Лавр один. Его взъерошенные волосы, усталое лицо, расправленная и смятая постель, пепельница, полная окурков — все говорит о бесплодной попытке уснуть.

Спите, люди. Мы позаботимся о ваших спящих душах. Как приятно заботиться о спящих! Доверьтесь нам, люди. Мне и Лаврентию! Спите…

И снова сатанинский смех загрохотал и растаял где-то вдалеке, растаял с ним и сам Сатана. Оттуда же, издалека, выплыл голос Высоцкого и разрезал наступившую тишину:

Что за дом притих,
погружен во мрак,
на семи лихих,
продувных ветрах?
……………………

Нежно-голубой свет луны, освещающий комнату Лавра, стал вдруг грязно-серым; как будто в слепой злобе, чувствуя свою кончину в предрассветный час, исказил привычные очертания предметов и лицо Лавра, сделав его — молодое и симпатичное — злым и жестоким. Взгляд Лавра застыл на оказавшемся в его руках коробке, похожем на спичечный, но черном, несколько странных очертаний.

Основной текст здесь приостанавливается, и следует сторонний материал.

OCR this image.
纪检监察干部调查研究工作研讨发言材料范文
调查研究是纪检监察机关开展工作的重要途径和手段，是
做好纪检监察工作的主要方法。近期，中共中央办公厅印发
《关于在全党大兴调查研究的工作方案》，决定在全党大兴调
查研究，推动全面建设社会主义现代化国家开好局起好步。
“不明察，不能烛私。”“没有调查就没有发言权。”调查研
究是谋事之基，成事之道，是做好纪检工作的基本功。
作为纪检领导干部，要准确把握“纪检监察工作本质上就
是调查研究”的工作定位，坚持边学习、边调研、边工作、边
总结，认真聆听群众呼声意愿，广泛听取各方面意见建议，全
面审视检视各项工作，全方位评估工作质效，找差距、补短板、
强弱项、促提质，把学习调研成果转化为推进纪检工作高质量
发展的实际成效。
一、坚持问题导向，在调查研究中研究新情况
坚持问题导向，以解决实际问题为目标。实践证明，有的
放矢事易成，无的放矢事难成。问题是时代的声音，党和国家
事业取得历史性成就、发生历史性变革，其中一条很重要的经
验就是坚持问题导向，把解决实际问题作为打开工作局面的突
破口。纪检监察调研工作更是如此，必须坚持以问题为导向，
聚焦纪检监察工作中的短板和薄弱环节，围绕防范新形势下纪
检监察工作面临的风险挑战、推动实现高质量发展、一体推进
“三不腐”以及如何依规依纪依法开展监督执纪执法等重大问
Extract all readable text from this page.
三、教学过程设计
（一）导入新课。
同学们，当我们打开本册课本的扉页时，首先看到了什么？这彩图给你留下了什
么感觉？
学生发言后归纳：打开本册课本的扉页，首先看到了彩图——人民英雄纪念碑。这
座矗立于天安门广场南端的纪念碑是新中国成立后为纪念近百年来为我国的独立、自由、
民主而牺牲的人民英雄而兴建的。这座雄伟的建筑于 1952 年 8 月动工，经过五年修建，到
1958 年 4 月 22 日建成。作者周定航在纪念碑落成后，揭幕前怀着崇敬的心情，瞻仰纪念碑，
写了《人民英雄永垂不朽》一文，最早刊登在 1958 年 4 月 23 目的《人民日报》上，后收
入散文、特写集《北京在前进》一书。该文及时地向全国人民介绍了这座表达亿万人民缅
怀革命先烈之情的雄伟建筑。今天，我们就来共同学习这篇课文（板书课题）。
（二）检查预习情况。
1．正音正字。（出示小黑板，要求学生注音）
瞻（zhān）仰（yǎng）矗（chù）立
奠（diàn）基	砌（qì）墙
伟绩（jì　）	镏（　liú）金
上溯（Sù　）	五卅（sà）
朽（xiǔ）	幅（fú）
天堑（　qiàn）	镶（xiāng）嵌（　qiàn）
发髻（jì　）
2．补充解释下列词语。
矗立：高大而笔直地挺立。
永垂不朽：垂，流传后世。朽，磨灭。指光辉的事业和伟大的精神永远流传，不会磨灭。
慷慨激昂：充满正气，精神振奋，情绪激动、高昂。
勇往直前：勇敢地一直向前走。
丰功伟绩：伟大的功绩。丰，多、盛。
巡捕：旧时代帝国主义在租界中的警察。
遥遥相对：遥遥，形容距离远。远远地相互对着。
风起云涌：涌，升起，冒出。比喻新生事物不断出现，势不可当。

А голос Высоцкого все так же резал тишину:

……………………
В дом заходишь, как
все равно в кабак,
а народишко —
каждый третий враг:
своротят скулу —
гость непрошенный.
Образа в углу —
и те перекошены.

Глухой стон вырвался из груди Лавра. Упал коробок. Хотелось его раздавить. Но передумал. Поднял. Спрятал. Обессиленный, опустился на кровать.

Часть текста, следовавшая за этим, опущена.